Le 14 novembre, Masséna se décida à faire un mouvement rétrograde pour se rapprocher des provinces qui avaient encore quelques ressources. Il porta une partie de l'armée sur le Zezere, et laissa tout le reste en avant de Santarem. Les Anglais le suivirent, mais respectèrent les nouvelles positions prises. Masséna fit construire des bateaux et tout préparer sur le Zezere pour effectuer le passage du Tage; mais il ne tenta rien, et fit plus tard brûler ses bateaux. Enfin, au commencement de mars, son armée étant réduite de plus d'un tiers, il se décida à rentrer en Espagne en passant par Pombal, Redinha, Miranda, Ponte Marcella, Guarda, Sabugal et Alfaiatès. Cette retraite de vingt-sept jours, embarrassée de quinze ou vingt mille ânes, cette retraite faite avec des troupes arrivées à un degré de désordre, de mécontentement et de découragement dont rien ne peut donner l'idée, fut cependant l'occasion de divers combats glorieux, livrés par le maréchal Ney, qui arrêta avec vigueur plusieurs fois l'ennemi au moment où il pressait trop vivement son arrière-garde.
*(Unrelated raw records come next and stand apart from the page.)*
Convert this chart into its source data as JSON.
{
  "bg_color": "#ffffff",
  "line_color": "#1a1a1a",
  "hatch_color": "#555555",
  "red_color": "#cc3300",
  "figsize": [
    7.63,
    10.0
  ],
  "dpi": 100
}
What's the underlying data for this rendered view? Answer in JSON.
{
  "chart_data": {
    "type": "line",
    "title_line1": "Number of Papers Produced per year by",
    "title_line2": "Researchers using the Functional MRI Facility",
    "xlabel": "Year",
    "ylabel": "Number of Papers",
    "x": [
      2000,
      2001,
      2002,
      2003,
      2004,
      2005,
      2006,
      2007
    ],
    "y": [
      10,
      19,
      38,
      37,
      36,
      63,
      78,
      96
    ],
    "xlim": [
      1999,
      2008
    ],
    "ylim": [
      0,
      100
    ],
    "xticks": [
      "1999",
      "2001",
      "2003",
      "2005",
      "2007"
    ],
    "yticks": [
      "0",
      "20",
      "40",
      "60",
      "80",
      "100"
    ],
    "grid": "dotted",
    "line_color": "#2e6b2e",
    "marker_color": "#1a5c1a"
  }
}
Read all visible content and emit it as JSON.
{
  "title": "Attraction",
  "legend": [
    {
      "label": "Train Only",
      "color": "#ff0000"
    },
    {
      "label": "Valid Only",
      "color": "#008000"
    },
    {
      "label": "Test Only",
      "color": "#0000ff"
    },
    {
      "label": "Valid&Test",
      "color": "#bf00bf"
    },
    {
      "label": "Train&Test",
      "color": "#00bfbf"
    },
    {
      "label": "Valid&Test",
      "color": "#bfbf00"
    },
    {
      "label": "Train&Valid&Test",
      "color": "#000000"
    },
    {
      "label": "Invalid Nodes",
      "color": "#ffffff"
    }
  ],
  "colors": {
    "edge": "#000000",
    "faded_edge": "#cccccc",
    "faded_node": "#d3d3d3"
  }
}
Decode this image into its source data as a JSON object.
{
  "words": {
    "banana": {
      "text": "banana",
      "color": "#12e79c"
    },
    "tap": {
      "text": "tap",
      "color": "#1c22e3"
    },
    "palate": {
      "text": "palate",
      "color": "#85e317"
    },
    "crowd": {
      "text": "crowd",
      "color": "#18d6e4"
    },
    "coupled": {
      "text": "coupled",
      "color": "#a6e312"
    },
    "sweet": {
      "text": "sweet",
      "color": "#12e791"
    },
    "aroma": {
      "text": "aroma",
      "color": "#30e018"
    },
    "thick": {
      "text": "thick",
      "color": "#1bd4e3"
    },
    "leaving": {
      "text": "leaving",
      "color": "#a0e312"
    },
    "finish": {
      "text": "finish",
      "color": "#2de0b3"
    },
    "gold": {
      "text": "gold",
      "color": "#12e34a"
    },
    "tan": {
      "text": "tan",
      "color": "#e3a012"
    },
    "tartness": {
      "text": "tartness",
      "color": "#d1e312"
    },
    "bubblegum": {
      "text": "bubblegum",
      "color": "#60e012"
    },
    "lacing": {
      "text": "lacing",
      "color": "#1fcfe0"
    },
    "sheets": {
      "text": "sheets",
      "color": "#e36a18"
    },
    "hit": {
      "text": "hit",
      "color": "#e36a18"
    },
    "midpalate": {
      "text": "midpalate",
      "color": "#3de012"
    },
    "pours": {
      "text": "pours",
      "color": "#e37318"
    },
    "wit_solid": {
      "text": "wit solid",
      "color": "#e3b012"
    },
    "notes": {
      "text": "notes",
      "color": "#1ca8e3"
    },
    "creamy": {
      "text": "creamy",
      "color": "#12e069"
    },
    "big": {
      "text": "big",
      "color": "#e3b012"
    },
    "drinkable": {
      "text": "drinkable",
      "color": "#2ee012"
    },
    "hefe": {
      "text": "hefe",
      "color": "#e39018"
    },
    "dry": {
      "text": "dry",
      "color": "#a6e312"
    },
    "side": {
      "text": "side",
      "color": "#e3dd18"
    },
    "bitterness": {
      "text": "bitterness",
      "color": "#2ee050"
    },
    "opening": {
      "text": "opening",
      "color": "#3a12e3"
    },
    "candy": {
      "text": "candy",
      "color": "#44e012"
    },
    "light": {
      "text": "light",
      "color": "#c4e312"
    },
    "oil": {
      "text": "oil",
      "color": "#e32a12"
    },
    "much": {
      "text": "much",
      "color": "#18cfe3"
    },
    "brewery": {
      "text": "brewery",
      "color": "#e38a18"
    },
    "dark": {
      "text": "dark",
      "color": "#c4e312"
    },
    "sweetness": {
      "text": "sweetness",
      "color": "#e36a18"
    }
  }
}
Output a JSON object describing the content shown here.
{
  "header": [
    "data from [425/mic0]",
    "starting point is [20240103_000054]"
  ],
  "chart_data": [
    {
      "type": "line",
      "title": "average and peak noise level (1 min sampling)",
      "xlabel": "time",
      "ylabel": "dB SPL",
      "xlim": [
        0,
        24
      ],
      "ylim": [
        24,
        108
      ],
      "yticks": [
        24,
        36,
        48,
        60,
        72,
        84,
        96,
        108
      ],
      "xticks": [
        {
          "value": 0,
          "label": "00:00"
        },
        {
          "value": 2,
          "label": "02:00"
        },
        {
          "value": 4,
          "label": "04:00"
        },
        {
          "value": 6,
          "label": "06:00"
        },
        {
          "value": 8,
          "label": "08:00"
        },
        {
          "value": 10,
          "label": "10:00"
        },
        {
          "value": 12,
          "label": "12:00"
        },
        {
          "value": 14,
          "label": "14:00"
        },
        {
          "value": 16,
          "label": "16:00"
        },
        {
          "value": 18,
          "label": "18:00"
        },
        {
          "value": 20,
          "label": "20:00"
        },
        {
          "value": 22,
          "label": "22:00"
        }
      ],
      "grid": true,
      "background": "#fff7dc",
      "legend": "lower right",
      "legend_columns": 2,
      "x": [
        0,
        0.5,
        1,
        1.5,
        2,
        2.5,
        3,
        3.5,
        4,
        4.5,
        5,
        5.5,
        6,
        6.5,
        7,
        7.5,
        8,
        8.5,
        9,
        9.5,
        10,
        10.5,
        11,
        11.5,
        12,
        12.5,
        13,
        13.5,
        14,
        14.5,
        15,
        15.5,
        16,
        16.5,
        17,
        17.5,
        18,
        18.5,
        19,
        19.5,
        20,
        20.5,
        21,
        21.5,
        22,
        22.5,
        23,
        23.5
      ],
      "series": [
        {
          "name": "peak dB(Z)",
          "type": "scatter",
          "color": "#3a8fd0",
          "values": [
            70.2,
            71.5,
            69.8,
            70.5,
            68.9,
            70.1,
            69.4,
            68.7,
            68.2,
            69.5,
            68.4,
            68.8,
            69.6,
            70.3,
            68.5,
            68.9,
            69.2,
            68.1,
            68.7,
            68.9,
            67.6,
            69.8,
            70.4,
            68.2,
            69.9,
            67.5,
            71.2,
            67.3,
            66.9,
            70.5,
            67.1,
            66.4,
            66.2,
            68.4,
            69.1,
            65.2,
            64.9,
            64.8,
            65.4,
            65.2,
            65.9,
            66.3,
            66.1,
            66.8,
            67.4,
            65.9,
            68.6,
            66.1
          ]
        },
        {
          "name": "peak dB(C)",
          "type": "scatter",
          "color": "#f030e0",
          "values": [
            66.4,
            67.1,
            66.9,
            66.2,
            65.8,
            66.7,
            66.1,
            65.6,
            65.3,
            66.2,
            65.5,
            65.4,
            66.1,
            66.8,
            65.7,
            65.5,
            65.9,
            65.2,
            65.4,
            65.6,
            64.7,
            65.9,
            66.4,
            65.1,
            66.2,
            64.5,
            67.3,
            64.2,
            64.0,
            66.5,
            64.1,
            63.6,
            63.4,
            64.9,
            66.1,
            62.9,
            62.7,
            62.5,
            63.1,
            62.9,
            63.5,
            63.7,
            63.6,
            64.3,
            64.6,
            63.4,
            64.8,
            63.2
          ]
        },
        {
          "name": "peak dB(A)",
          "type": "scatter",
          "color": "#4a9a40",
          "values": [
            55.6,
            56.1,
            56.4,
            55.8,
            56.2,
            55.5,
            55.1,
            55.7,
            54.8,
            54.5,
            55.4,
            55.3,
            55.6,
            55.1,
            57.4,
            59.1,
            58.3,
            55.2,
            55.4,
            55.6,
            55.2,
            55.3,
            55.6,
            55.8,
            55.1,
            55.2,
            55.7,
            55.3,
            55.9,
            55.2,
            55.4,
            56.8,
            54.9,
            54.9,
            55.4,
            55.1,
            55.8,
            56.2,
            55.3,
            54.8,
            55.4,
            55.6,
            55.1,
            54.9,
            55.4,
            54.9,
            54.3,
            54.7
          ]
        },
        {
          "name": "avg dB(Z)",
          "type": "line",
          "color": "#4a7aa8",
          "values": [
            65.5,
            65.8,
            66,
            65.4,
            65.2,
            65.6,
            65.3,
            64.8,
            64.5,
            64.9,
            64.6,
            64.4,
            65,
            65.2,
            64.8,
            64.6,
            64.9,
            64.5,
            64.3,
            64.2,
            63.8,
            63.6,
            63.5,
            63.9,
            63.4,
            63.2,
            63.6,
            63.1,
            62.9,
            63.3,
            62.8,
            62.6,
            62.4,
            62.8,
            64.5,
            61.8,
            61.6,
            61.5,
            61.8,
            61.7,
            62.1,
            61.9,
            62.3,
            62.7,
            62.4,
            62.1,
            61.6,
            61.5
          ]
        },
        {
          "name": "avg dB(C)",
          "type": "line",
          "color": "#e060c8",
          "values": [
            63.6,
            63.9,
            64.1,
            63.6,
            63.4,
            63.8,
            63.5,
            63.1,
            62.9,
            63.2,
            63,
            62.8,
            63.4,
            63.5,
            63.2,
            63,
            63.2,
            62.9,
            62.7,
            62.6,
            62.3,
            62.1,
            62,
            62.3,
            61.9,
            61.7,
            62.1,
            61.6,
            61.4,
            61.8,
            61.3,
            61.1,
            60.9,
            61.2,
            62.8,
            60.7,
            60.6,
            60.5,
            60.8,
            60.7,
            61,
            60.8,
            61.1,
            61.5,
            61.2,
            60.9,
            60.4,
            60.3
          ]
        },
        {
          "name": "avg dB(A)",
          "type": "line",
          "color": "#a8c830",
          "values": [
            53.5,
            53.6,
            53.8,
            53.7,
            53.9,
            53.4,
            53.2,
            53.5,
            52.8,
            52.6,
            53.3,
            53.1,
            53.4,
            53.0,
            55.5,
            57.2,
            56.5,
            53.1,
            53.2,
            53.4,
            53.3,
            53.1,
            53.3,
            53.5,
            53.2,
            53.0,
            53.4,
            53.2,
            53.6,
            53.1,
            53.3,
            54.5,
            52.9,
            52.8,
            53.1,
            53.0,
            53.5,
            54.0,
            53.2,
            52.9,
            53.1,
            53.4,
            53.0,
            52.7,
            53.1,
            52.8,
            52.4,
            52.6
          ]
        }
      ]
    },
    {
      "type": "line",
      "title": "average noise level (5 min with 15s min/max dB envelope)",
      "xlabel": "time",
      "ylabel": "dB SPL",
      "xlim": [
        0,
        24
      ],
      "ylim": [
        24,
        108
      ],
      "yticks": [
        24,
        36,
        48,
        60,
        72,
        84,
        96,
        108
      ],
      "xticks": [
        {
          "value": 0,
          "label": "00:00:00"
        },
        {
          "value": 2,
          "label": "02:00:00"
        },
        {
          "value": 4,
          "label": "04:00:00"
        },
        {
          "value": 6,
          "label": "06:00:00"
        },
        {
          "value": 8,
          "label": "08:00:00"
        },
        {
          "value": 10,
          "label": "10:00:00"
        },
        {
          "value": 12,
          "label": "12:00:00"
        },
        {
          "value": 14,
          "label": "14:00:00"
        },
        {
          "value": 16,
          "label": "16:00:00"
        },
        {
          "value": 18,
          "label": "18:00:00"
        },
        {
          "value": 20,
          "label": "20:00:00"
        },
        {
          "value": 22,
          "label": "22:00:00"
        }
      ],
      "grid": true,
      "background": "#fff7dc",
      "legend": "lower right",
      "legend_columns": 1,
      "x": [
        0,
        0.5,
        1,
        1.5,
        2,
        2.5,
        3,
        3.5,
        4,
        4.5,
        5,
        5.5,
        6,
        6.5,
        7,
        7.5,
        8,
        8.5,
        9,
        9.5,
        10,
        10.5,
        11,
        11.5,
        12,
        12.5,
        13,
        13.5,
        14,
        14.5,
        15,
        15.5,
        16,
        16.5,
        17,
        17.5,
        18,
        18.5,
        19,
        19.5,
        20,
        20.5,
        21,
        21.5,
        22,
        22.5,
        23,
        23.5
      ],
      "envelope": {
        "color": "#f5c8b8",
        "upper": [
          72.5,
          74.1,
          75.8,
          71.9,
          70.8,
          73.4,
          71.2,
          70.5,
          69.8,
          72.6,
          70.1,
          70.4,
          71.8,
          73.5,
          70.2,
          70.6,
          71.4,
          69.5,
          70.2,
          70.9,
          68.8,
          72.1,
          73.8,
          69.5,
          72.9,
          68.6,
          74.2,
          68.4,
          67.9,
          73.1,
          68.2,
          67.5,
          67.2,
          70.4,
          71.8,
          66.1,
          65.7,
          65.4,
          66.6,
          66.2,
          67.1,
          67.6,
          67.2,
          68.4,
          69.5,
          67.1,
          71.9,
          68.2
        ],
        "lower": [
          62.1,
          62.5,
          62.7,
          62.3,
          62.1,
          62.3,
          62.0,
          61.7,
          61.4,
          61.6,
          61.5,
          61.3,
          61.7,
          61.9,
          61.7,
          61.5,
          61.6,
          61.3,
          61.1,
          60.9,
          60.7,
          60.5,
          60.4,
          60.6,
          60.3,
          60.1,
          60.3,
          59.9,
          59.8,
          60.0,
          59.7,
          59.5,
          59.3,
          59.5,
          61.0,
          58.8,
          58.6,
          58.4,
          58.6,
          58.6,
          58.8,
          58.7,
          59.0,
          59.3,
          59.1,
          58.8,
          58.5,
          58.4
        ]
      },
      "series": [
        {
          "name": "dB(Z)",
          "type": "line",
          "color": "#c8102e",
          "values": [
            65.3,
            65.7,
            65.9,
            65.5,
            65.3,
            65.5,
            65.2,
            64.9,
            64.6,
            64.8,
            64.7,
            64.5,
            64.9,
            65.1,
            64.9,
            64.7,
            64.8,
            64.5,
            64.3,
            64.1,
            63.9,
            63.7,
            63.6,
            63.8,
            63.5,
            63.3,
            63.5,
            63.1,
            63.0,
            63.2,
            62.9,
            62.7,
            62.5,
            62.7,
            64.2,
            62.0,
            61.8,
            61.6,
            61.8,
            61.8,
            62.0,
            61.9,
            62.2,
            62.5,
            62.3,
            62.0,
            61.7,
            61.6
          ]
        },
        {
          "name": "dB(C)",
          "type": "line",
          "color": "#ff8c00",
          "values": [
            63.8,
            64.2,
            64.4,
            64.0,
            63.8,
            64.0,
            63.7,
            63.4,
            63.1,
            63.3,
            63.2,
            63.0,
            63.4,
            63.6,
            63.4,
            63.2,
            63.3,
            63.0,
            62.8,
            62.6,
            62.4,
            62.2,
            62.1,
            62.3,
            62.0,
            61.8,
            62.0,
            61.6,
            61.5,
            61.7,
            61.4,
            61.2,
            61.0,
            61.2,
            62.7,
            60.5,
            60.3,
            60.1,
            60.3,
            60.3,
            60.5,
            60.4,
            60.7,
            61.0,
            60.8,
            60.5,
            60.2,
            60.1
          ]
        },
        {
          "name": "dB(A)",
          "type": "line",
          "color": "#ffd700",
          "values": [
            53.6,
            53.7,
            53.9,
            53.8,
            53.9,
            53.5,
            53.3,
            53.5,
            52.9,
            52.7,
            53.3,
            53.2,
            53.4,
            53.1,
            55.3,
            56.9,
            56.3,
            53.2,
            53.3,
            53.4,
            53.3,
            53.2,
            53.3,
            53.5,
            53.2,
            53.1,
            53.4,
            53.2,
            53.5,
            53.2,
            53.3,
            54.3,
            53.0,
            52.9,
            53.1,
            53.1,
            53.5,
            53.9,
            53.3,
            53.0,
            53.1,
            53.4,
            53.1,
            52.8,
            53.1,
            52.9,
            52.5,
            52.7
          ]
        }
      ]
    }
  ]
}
Il y avait un tel désaccord dans les opérations d'Espagne, que c'était précisément le moment où Masséna était en pleine retraite que le maréchal Soult avait choisi pour entrer en campagne et faire le siége de Badajoz.
Masséna arriva le 31 à Alfaiatès. Son artillerie ne se composait plus que de dix pièces de canon. Les équipages militaires étaient détruits; sa cavalerie démontée, ou composée de chevaux exténués. Il dut repasser la Coa, et venir prendre des cantonnements en Espagne. Pendant cette retraite, Wellington avait détaché le général Hill sur la rive gauche du Tage. Ce qui lui restait de troupes était plus que suffisant pour combattre et vaincre les débris que Masséna avait ramenés. Il passa la Coa, investit Almeida et vint prendre position sur le ruisseau qui coule à Fuentes-de-Oñore. Bessières, commandant dans le nord de l'Espagne, envoya à Masséna des subsistances, et vint à son secours avec de l'artillerie et de la cavalerie de la garde impériale. On attaqua, le 4 et le 5 mai, les Anglais dans leur position de Fuentes-de-Oñore; et, quoique le début de l'attaque eût promis des succès, que la cavalerie eût culbuté la droite des Anglais, comme rien ne fut exécuté d'ensemble, le résultat du combat fut contre nous. Le général Brenier, qui commandait à Almeida, n'espérant plus être secouru, exécuta, par suite des instructions qu'il avait reçues, une des plus vigoureuses résolutions qui furent jamais prises, et un grand bonheur en accompagna l'exécution.
Il fit une large brèche à la place au moyen d'une mine, détruisit en grande partie l'artillerie; et, profitant de l'espace que lui ménageait un investissement mal fait, il traversa l'armée ennemie, et rejoignit l'armée française sur l'Aguada, en passant par San-Felices.